Mr. Big Stuff

Who do you think you are? Went the familiar existential refrain, from its roots in the Irish waterfront of history to an unlikely apotheosis at the top of the soul charts (Jean Knight; Stax label 1971).  So many descendants of the Irish waterfront grew up more or less like us, in the same kinds of places, same kind parochial schools, fielding the same rhetorically barbed queries (‘who do you think you are’); it’s a familiar enough generational cohort story, but such wonderfully vivid characters we’ve been blessed to find in the wake of book! Like us, these warm new friends revel in stories of the old days, having made their own way in a very different world from that of their forebears.

Thanks to friend, compatriot, ever-inspiring correspondent Bernard—might I add artist-raconteur–for this astonishing, one-of-a-kind photographic image of Mr. Big (Stuff) himself, Bill McCormack, arm draped over the bespectacled gent seated to his right, back row. The occasion was a 1933 Manhattan testimonial dinner for the newly appointed Collector of the Port of New York, Mr. Harry M. Durning. The photo captures a moment from early in Bill’s Mr. Big-hood, only three years removed from the long brutal climb that finally yielded him monopoly control of the stevedoring for all the produce shipped to the great metropolis via the Pennsylvania Railroad.
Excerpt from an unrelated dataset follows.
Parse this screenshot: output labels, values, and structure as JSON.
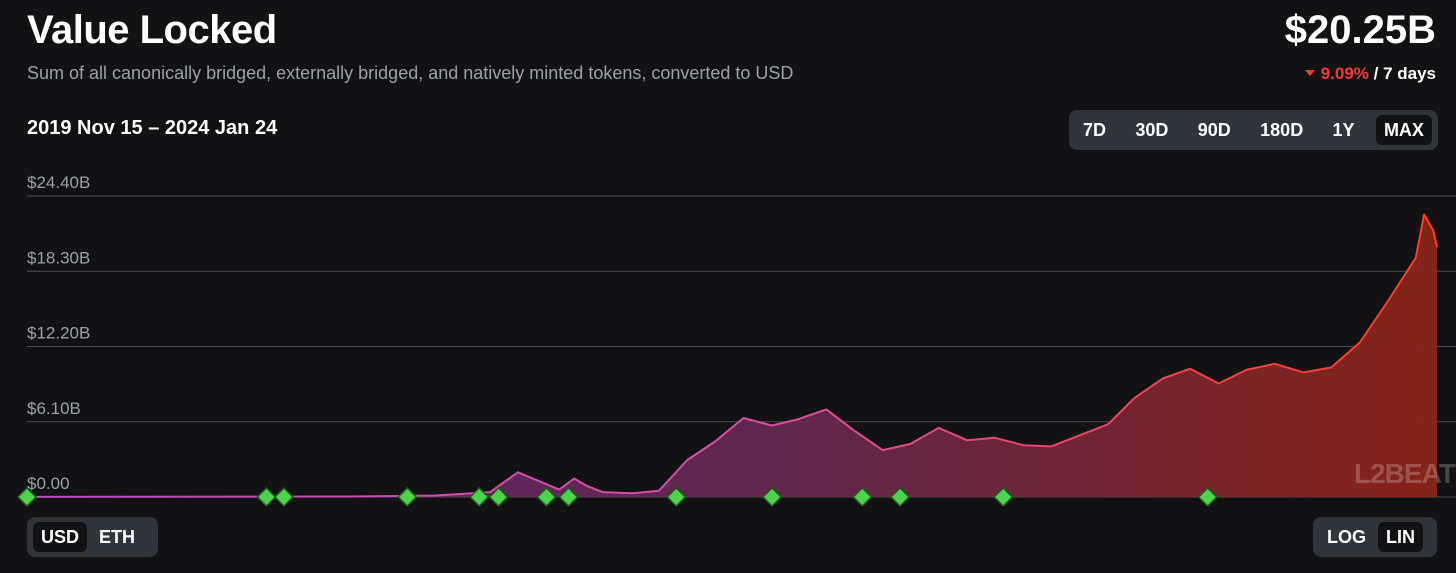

By the time his picture was taken, Bill McCormack had acquired the same concession from the Erie Railroad, which meant, as a longshoreman-informant would tell New York City anti-crime officials in 1950: if Mr. Big says you’re not gonna eat, you’re not gonna eat.

In 1933 Bill McCormack verged on a prodigious run such as are legends made. Story begins in Chapter 3 of Irish Waterfront, which is where this photograph would be located had I found Bernard earlier! Yet now, with this gift, Bernard has opened again the waterfronts of history and memory.

The image in the mirror more nearly evokes the characteristic McCormack look found in the few extant photos: as though he was always poised to break out into a roar of laughter, or wrath, or some frightful combo. The Irish-mythology origins of Mr. Big Stuffs are treated at length in Chapter 11.

I’ve never heard an audio representation of the man’s voice, but I guarantee it took several more generations before any McCormack would sport the boarding school accent flashed in anger by “Mr. Upstairs’ in a late scene from On the Waterfront (shot from behind; it’s the Sidney the butler shot). The abrupt appearance of this unidentified figure makes no sense cinematically, but Budd Schulberg had not spent five years helping Pete Corridan expose this Mr. Big of Mr. Bigs, only to relent in the name of filmic continuity. Could any such notion or idea been more remote for the gent in the black tie in 1933?